India Edges Out China in Export Dependence, DHL Report Says

A recent report by DHL and New York University’s Stern School of Business highlights a shift in the trade landscape between India and China. The report, titled “New DHL Global Connectedness Report 2024,” reveals that India’s export-to-GDP ratio has surpassed China’s since 2021.

This metric signifies a greater reliance on exports relative to the overall size of the economy. The report credits India’s strong showing in the services sector, where its trade intensity for both exports and imports outpaces China’s.

Here’s a breakdown of the key findings:

  • Exports as a Share of GDP: India’s exports of goods and services reached 23% of GDP in 2022, compared to 19% in 2020. China, on the other hand, continues to hold a larger absolute export volume.
  • Services Trade: India boasts a significant advantage in services trade, a sector that has witnessed sharp growth in recent years. This contributes to the higher export-to-GDP ratio.
  • Merchandise Trade: While India excels in services exports, China maintains a lead in merchandise trade (physical goods) relative to its GDP.

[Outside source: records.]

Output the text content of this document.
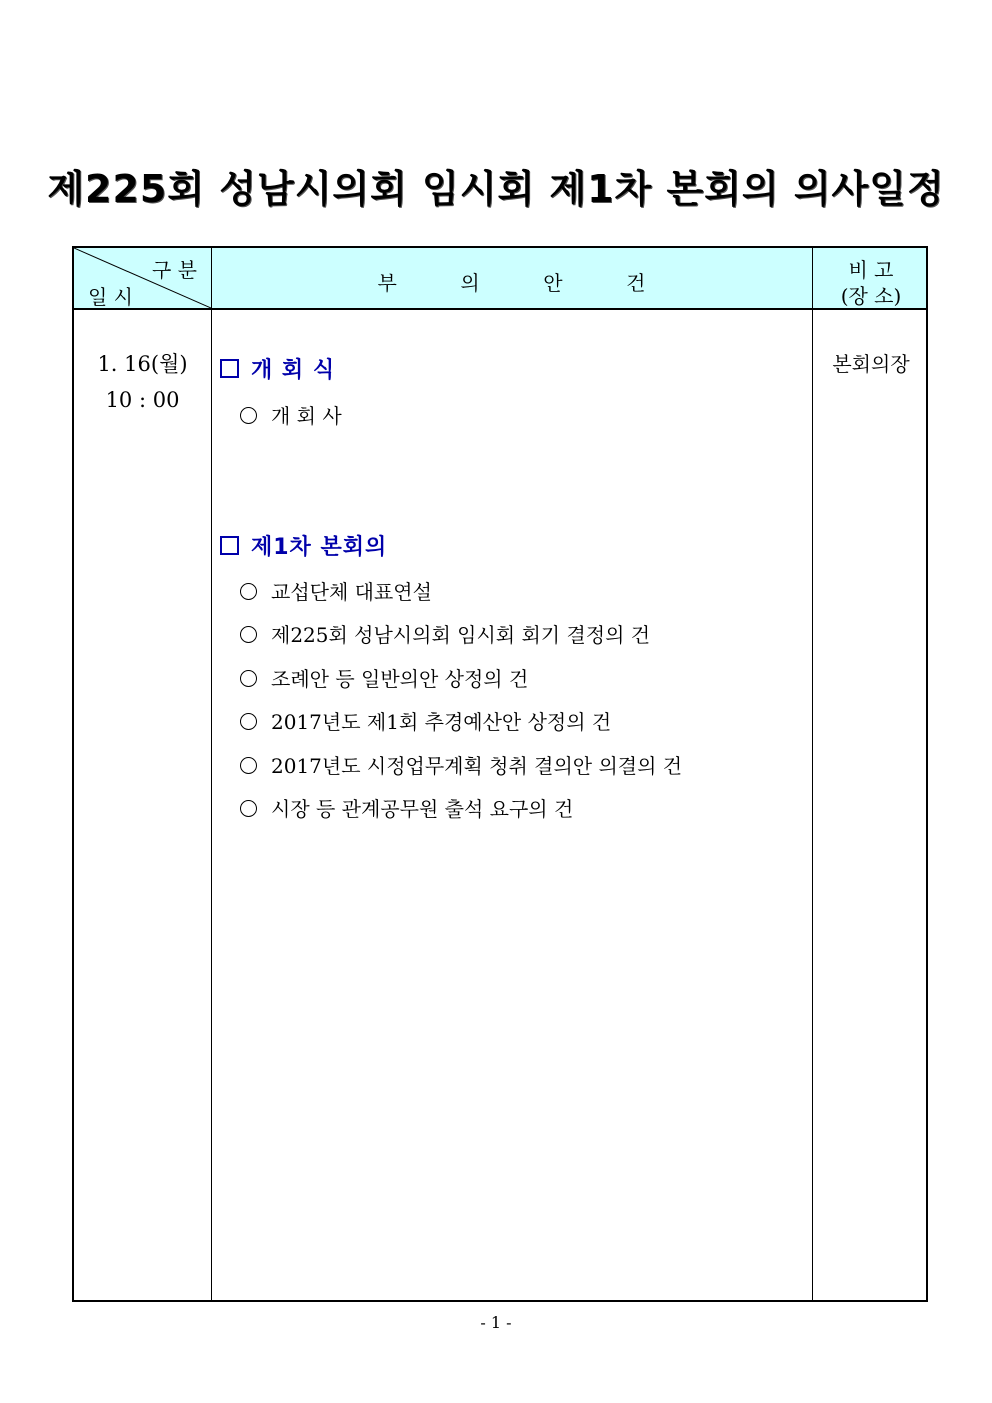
제225회 성남시의회 임시회 제1차 본회의 의사일정
구 분
일 시
부          의          안          건
비 고
(장 소)
1. 16(월)
10 : 00
개 회 식
개 회 사
제1차 본회의
교섭단체 대표연설
제225회 성남시의회 임시회 회기 결정의 건
조례안 등 일반의안 상정의 건
2017년도 제1회 추경예산안 상정의 건
2017년도 시정업무계획 청취 결의안 의결의 건
시장 등 관계공무원 출석 요구의 건
본회의장
- 1 -
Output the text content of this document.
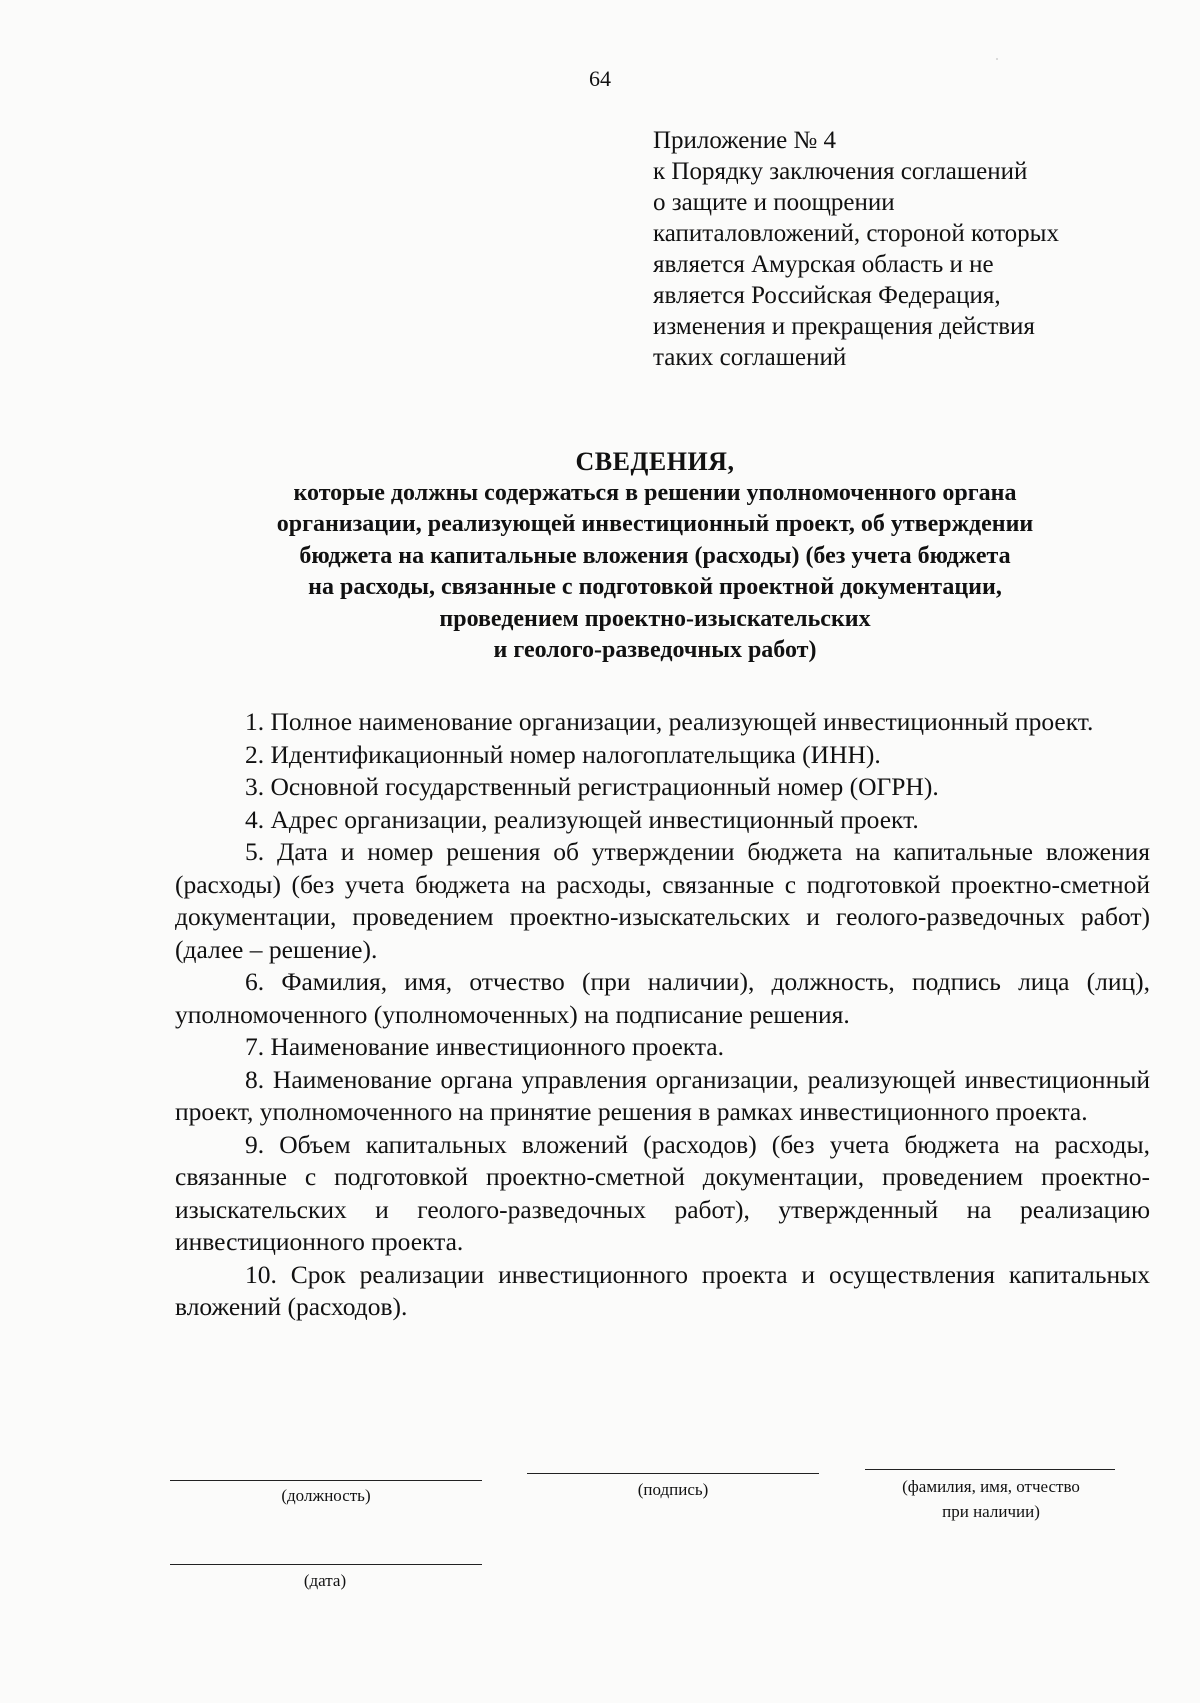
64
Приложение № 4
к Порядку заключения соглашений
о защите и поощрении
капиталовложений, стороной которых
является Амурская область и не
является Российская Федерация,
изменения и прекращения действия
таких соглашений
СВЕДЕНИЯ,
которые должны содержаться в решении уполномоченного органа
организации, реализующей инвестиционный проект, об утверждении
бюджета на капитальные вложения (расходы) (без учета бюджета
на расходы, связанные с подготовкой проектной документации,
проведением проектно-изыскательских
и геолого-разведочных работ)
1. Полное наименование организации, реализующей инвестиционный проект.
2. Идентификационный номер налогоплательщика (ИНН).
3. Основной государственный регистрационный номер (ОГРН).
4. Адрес организации, реализующей инвестиционный проект.
5. Дата и номер решения об утверждении бюджета на капитальные вложения (расходы) (без учета бюджета на расходы, связанные с подготовкой проектно-сметной документации, проведением проектно-изыскательских и геолого-разведочных работ) (далее – решение).
6. Фамилия, имя, отчество (при наличии), должность, подпись лица (лиц), уполномоченного (уполномоченных) на подписание решения.
7. Наименование инвестиционного проекта.
8. Наименование органа управления организации, реализующей инвестиционный проект, уполномоченного на принятие решения в рамках инвестиционного проекта.
9. Объем капитальных вложений (расходов) (без учета бюджета на расходы, связанные с подготовкой проектно-сметной документации, проведением проектно-изыскательских и геолого-разведочных работ), утвержденный на реализацию инвестиционного проекта.
10. Срок реализации инвестиционного проекта и осуществления капитальных вложений (расходов).
(должность)	(подпись)	(фамилия, имя, отчество
при наличии)
(дата)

Experts believe this trend reflects India’s growing integration into the global market, particularly in the services sector. The rise of the digital economy and India’s large, young workforce are seen as key drivers.

It’s important to note that this is a recent development, and China’s overall trade volume remains larger. However, India’s performance suggests a potential shift in trade dynamics between the two Asian giants.